Building on the popular 2010 collection Researching the Social Economy, Businesses with a Difference explores the challenges and opportunities faced by firms that seek a genuine balance between their social and economic objectives. Through international case studies, including comparative analyses, this innovative collection highlights the unique issues that must be addressed when associations are accountable not to investors and shareholders, but instead to ordinary people.
Jack Quarter is a professor and co-director of the Social Economy Centre at the Ontario Institute for Studies in Education, University of Toronto. He is the author of Canada's Social Economy and Crossing the Line. He edited How to Start a Worker's Co-op and co-edited Partners in Enterprise: The Worker Ownership Phenomenon.

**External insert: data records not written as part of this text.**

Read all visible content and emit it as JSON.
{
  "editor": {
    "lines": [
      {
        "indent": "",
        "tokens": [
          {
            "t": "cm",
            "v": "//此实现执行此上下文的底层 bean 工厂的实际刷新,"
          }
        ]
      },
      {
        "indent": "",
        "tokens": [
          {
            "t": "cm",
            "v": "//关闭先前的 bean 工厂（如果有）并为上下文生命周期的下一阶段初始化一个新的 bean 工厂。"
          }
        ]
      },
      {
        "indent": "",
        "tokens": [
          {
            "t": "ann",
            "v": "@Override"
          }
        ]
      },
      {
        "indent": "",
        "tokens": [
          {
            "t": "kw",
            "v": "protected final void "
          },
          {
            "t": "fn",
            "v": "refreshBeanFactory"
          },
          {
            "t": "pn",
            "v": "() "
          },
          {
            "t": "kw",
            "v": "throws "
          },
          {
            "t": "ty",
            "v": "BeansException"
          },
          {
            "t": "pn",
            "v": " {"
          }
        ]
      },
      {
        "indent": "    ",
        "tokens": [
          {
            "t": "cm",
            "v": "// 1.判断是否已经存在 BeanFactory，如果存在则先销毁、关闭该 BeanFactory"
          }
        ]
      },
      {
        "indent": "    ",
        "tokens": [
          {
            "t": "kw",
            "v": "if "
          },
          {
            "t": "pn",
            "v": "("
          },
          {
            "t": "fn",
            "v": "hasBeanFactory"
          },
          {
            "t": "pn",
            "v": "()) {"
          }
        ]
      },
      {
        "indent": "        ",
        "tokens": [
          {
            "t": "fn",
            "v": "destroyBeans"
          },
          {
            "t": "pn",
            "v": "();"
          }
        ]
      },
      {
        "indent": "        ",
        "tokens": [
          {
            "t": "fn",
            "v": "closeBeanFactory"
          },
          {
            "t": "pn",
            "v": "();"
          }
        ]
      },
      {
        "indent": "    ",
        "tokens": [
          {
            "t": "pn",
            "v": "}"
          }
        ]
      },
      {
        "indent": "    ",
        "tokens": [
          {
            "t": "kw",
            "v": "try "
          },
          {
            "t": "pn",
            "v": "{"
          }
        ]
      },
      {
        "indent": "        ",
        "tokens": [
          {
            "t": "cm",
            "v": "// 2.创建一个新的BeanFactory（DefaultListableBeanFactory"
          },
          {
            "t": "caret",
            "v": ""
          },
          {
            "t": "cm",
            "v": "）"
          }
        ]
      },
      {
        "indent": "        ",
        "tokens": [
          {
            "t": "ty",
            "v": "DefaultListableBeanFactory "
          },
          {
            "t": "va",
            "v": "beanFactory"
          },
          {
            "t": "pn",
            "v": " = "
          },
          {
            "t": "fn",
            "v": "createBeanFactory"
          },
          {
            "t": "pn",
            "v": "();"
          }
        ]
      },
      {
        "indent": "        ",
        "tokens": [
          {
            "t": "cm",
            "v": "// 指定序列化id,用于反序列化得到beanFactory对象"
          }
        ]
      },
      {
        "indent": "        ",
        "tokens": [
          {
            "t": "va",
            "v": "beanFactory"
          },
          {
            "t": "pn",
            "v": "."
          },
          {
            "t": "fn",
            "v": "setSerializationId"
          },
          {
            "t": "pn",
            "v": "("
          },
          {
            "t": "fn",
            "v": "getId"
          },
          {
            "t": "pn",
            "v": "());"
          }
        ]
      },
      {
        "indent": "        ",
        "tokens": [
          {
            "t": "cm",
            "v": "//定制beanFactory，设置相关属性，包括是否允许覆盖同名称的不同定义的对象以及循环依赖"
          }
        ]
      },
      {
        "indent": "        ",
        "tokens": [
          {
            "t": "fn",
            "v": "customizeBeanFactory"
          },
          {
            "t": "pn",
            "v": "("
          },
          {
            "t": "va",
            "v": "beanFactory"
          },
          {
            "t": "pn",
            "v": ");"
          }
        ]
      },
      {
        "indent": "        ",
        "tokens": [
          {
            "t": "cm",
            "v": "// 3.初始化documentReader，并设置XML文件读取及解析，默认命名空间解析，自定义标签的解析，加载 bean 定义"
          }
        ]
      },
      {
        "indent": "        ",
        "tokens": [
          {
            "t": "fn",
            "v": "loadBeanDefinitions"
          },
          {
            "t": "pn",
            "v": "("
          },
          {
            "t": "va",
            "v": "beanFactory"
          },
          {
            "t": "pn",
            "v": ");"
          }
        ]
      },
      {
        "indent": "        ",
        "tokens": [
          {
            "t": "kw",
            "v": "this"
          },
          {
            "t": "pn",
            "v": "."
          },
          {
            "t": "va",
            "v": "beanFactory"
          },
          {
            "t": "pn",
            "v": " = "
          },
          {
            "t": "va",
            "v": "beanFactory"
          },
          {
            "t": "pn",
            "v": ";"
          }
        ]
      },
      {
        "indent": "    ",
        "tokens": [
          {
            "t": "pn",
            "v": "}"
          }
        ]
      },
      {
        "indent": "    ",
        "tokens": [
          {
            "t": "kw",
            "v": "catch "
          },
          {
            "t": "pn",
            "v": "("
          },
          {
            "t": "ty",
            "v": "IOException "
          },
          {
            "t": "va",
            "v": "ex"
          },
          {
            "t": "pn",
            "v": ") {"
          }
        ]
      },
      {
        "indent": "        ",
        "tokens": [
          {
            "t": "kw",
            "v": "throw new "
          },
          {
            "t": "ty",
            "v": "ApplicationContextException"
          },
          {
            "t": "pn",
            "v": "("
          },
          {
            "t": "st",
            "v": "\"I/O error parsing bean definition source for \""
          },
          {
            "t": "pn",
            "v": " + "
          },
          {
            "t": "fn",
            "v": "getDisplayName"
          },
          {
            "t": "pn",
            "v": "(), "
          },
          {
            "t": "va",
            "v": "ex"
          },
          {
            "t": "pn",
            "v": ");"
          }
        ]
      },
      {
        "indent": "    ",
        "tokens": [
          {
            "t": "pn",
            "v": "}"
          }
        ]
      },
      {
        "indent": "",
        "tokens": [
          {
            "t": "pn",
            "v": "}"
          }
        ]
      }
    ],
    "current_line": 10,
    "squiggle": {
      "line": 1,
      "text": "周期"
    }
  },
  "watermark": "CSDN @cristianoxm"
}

Sherida Ryan is the co-ordinator of the Community University Research Alliance on Social Business for Marginalized Social Groups at the Ontario Institute for Studies in Education, University of Toronto.
Preface
Introduction: Businesses with a Difference (Laurie Mook, Jack Quarter, and Sherida Ryan)
Chapter 1: Historic Changes in the Canadian Credit Union Movement (Ian MacPherson)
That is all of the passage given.